Vedremo in televisione

25/05/2009

Basta dire Lost e Desperate Housewives per dimostrarlo: le serie televisive sono molto cambiate. Il Telefilm Festival svoltosi a Milano lo ha dimostrato. Alcune tendenze emergono chiaramente. Non è più sufficiente dire Usa per capirne la provenienza. Accanto ai telefilm americani ne arrivano altri dall’Egitto (Coiffeur Ashwaq), dall’India (Dharam Veer), dal Brasile (Mandrake), dall’Argentina (Socie, che si propone come il Sex and the City latino, anche se con molto meno pepe), dalla Francia, dall’Italia. E qui siamo a un’altra tendenza: spesso i serial nascono come estensione dei film. Chiaro esempio è Non pensarci (nella foto): stesso titolo, ma anche stesso cast del film, con Valerio Mastandrea, Giuseppe Battiston che nel frattempo ha vinto il David per quel ruolo, con l’aggiunta di Luciana Littizzetto. Ma anche la serie francese Déjà-vu riporta automaticamente il pensiero al film con Denzel Washington: cambiano gli attori, le storie, ma rimane l’idea con la possibilità di tornare indietro e cambiare gli avvenimenti e riparare agli errori. Più chiaramente ispirati al film sono altri come Crash. Produce Paul Higgins regista dell’omonimo film, i protagonisti continuano a scontrarsi, ma sembra mancare quello che era uno dei grandi pregi del film, con personaggi che non erano tutti buoni o tutti cattivi: le sfaccettature qui sembrano appiattirsi. Ugualmente figlio del grande schermo è I pinguini di Madagascar, con i personaggi mattatori del film che si animano anche su piccolo schermo.

E come le storie anche molti attori hanno un brillante passato cinematografico: se sul grande schermo dopo una certa età non c’è più spazio per molti attori (e soprattutto attrici) il piccolo schermo è pronto ad accoglierli.

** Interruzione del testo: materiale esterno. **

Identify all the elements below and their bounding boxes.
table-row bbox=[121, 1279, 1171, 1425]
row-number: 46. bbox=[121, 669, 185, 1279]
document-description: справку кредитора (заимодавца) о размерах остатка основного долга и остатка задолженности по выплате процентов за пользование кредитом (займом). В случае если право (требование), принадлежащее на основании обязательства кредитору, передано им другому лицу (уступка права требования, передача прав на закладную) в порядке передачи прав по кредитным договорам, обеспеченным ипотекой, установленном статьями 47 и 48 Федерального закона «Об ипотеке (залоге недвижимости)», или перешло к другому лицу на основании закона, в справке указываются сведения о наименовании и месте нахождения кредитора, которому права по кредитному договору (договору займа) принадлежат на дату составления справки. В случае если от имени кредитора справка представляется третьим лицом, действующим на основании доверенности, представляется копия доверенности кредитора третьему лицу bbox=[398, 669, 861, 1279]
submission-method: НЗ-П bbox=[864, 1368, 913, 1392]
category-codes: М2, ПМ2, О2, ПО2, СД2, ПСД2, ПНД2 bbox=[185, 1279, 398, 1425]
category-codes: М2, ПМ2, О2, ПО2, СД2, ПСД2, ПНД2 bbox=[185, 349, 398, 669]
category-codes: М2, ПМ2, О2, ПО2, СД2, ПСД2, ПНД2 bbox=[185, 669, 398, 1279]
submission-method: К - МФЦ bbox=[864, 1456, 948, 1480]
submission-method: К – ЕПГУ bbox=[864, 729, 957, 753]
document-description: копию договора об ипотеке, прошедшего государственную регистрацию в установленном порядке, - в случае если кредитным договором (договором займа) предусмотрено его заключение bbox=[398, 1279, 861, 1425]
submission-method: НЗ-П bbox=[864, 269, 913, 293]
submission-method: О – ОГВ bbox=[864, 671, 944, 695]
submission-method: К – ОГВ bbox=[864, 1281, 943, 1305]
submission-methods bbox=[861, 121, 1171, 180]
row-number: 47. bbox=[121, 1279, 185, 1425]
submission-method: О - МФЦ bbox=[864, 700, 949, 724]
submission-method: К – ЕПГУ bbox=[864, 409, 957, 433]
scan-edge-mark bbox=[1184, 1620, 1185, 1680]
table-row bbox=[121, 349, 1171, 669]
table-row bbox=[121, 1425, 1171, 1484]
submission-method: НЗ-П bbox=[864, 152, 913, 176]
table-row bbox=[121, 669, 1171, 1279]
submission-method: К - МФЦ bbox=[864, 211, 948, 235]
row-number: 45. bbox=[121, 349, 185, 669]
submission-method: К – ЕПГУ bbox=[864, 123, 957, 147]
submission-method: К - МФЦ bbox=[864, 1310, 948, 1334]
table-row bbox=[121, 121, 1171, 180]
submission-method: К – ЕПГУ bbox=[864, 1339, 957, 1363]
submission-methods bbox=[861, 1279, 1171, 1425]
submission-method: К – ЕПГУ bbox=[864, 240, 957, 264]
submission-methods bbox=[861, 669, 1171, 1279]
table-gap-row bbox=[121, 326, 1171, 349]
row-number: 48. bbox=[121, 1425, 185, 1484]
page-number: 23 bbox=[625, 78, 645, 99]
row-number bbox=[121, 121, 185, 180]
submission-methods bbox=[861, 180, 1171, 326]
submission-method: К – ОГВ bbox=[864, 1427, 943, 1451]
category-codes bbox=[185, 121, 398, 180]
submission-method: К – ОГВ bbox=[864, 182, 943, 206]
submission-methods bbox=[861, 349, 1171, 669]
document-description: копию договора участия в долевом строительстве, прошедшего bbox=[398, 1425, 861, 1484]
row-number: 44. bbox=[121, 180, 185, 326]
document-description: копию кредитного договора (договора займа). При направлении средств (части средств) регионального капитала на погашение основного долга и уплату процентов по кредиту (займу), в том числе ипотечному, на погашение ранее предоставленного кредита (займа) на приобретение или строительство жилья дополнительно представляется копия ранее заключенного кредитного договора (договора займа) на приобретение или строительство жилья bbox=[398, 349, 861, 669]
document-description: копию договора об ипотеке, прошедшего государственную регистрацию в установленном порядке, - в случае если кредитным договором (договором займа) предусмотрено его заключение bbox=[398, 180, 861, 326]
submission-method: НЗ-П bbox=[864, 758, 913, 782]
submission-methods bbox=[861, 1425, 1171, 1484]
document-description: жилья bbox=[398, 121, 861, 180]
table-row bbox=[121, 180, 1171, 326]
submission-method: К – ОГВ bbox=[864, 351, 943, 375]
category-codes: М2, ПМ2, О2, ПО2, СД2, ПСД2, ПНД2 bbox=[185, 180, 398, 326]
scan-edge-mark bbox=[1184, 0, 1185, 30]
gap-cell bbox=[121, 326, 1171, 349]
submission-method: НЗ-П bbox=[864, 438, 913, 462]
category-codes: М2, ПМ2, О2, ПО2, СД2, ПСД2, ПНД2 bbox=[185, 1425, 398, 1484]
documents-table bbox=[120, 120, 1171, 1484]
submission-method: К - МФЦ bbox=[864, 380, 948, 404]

Così troviamo Glenn Close, Sally Field, Rob Lowe, Timothy Hutton, Christian Slater. Non tutti visti al Telefilm Festival, ma tutti già in tivù. Che nel frattempo diventa sempre più antitradizionale. Arrivano le indagini poliziesche ambientate nella Londra del XIX secolo (I misteri di Murdoch). Ci sono umani e vampiri (True Blood), ma soprattutto ci sono personaggi che fino a poco tempo fa nessuno si sarebbe aspettato in televisione con Diario di una squillo perbene (nella foto) che sembra più «squillo» che «perbene».

E c’è quello che dall’episodio pilot si delinea come l’antitesi del dottor House: è il dottor Gallagher di Mental (nella foto), che, oltre a essere affascinante, dice di voler curare i malati e non le malattie e lo fa a tal punto che, come psichiatra, si propone di entrare nella testa dei pazienti per vedere la realtà attraverso i loro occhi e così poterli curare.
Il Telefilm Festival è stato dunque una finestra sulla nostra televisione permettendoci di capire che cosa si vedrà, anche se l’attenzione – inutile chiedersi il perché - è stata puntata più su Mediaset Premium che su Sky.